What is it Used For?

  • Loading Various Types of Documents Into a Relational DB: Insurance companies use information extraction technology to selectively extract important data (e.g. drug name, amount, etc.), automatically extracting the necessary information from medical bill receipts and detailed medical bill statements. If extracted information is automatically saved in the database, it can be reused to easily generate statistical data such as drug usage.

  • Personal Information Masking: Personal information such as name, resident registration number, and address can be automatically identified and masked (hidden) in a document. This security helps your document comply with privacy regulations.

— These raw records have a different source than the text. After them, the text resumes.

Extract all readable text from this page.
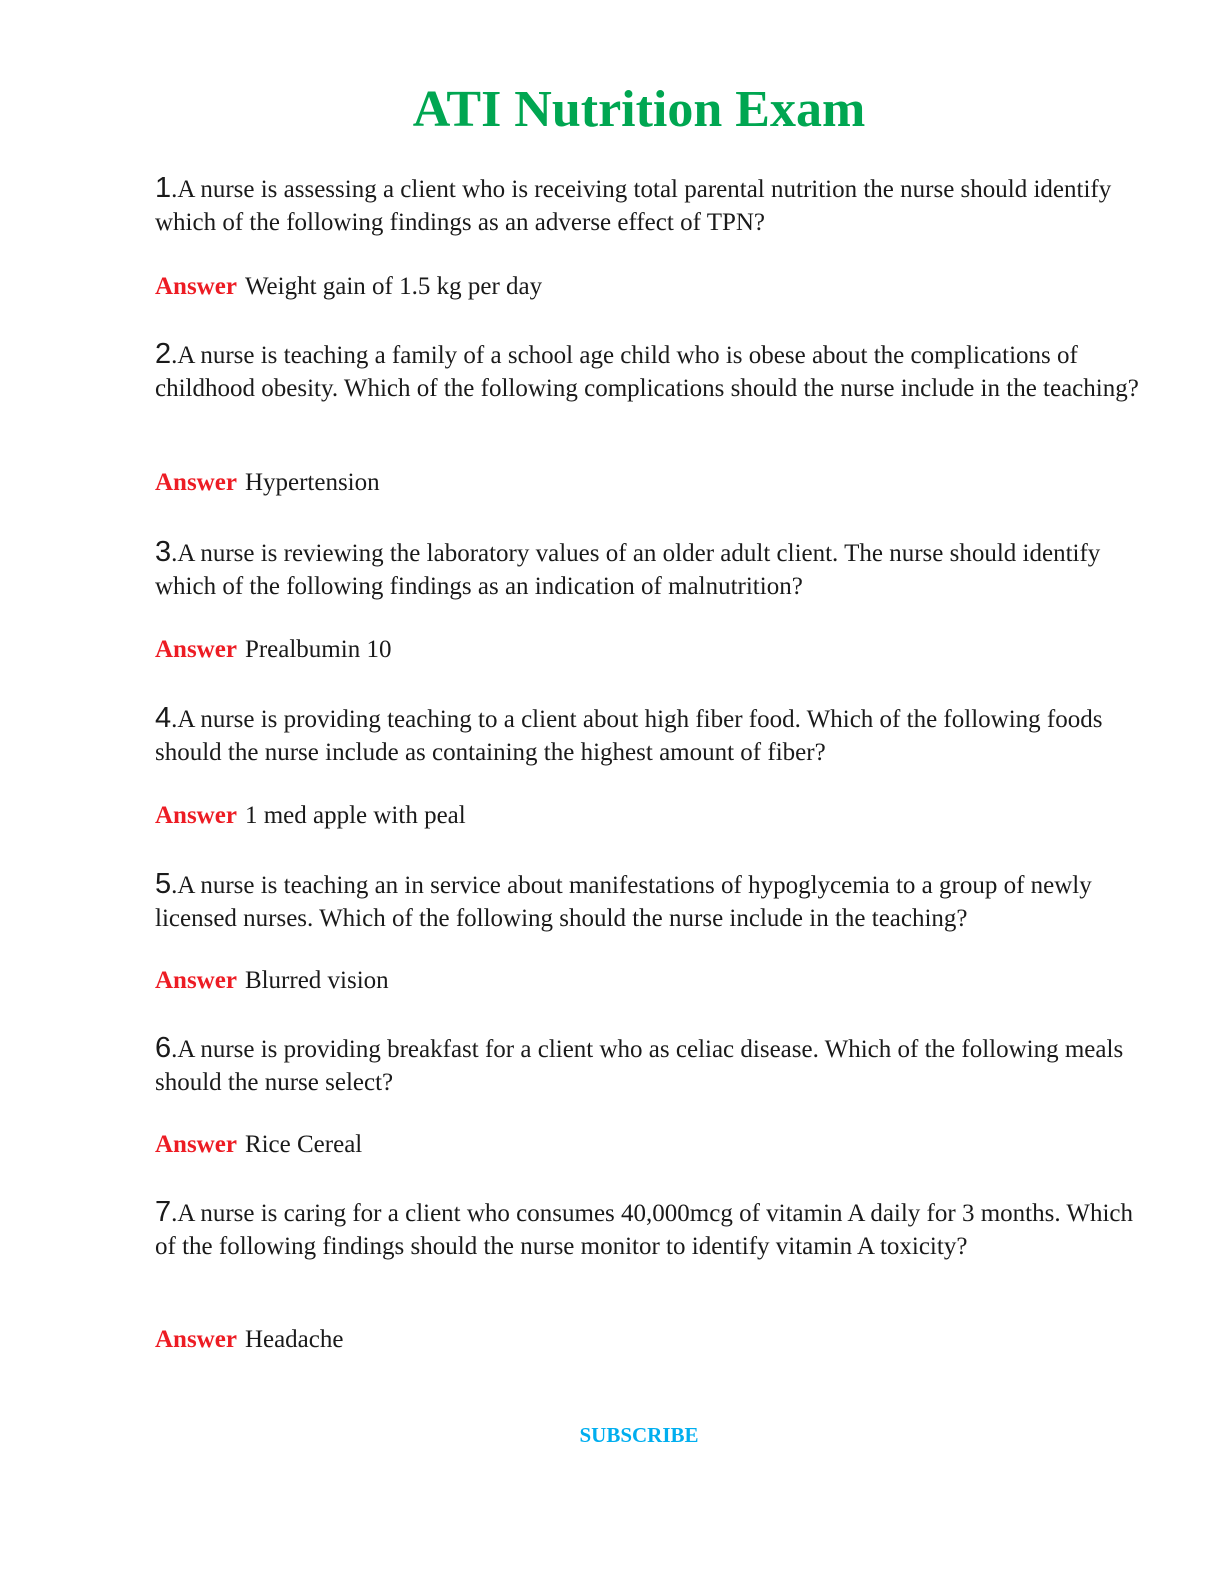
ATI Nutrition Exam

1.A nurse is assessing a client who is receiving total parental nutrition the nurse should identify which of the following findings as an adverse effect of TPN?

Answer Weight gain of 1.5 kg per day

2.A nurse is teaching a family of a school age child who is obese about the complications of childhood obesity. Which of the following complications should the nurse include in the teaching?

Answer Hypertension

3.A nurse is reviewing the laboratory values of an older adult client. The nurse should identify which of the following findings as an indication of malnutrition?

Answer Prealbumin 10

4.A nurse is providing teaching to a client about high fiber food. Which of the following foods should the nurse include as containing the highest amount of fiber?

Answer 1 med apple with peal

5.A nurse is teaching an in service about manifestations of hypoglycemia to a group of newly licensed nurses. Which of the following should the nurse include in the teaching?

Answer Blurred vision

6.A nurse is providing breakfast for a client who as celiac disease. Which of the following meals should the nurse select?

Answer Rice Cereal

7.A nurse is caring for a client who consumes 40,000mcg of vitamin A daily for 3 months. Which of the following findings should the nurse monitor to identify vitamin A toxicity?

Answer Headache

SUBSCRIBE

  • Work automation: Logistics and shipping companies certify and track the delivery of cargo. B/L (bill of lading) documents contain key information such as cargo details, origin, destination, and transportation conditions, and store this data. Automatic extraction technology can automate processes such as cargo management, transport route optimization, and delivery status tracking, greatly improving logistics efficiency.

Going Forwards

OCRs and Information Extraction Technology go beyond simple data processing, enabling effective digital assetization as well as fundamental innovation in business processes. By automating the process of extracting important information quickly and accurately, they significantly improve work efficiency. These technologies, already employed in a variety of industries such as insurance, manufacturing, banking, hospitals, and retail, can be expanded to an even wider field. By referring to the cases introduced in this article, organizations can discover and apply the solution optimal to their work environment, building a faster, more accurate, and more efficient work process.